The Ohio Supreme Court has rejected a third set of Ohio Statehouse district maps that Republicans insisted reflect the state’s partisan breakdown — and sent them back for a fourth try even as final ballots were being prepared for the May 3 primary.
In yet another 4-3 ruling late Wednesday, the court found the Republican-dominated Ohio Redistricting Commission’s latest maps again failed to pass constitutional muster. No Democrats have supported any of the three plans, and commission member Republican Auditor Keith Faber joined Democrats in opposing the third plan.
It ordered the panel to reconvene and to submit a set of legal maps to Secretary of State Frank LaRose, the state’s elections chief and a member of the commission, by March 28. The plan must be filed with the court by March 29. The plan, outlining Ohio House and Ohio Senate districts, remains subject to objections and another court review.
As circumstances became more urgent, Chief Justice Maureen O’Connor, a moderate Republican who has repeatedly joined court Democrats to invalidate the maps, chose to write the majority opinion herself.

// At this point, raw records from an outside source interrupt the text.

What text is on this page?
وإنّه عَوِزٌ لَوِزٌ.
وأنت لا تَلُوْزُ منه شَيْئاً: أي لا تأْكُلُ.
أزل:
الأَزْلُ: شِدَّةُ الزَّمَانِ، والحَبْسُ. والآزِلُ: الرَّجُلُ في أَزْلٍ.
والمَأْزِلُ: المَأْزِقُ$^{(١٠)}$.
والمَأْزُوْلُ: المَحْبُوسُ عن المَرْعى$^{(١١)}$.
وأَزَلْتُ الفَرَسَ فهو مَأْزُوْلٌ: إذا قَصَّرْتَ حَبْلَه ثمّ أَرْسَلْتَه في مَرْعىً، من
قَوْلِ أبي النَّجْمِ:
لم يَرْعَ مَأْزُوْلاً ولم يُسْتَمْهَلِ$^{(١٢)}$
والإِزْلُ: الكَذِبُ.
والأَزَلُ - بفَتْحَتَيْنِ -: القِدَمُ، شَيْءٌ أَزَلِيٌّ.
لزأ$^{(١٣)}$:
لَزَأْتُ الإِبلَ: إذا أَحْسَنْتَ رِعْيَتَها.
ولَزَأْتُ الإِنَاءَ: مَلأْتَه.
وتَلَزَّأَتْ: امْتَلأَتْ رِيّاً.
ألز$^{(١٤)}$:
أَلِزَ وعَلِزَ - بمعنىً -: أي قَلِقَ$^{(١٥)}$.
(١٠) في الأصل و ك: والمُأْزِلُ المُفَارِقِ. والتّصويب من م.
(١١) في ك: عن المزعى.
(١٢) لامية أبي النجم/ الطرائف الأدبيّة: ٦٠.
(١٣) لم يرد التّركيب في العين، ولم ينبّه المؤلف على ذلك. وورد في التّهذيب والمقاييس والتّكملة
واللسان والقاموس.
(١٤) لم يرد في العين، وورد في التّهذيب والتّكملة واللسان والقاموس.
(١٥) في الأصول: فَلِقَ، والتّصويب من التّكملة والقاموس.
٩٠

“Substantial and compelling evidence shows beyond a reasonable doubt that the main goal of the individuals who drafted the second revised plan was to favor the Republican Party and disfavor the Democratic Party,” she wrote for the court.
Of particular concern was the fact that Republicans have all three times drafted the plan approved by the commission without input from Democratic members of the bipartisan commission.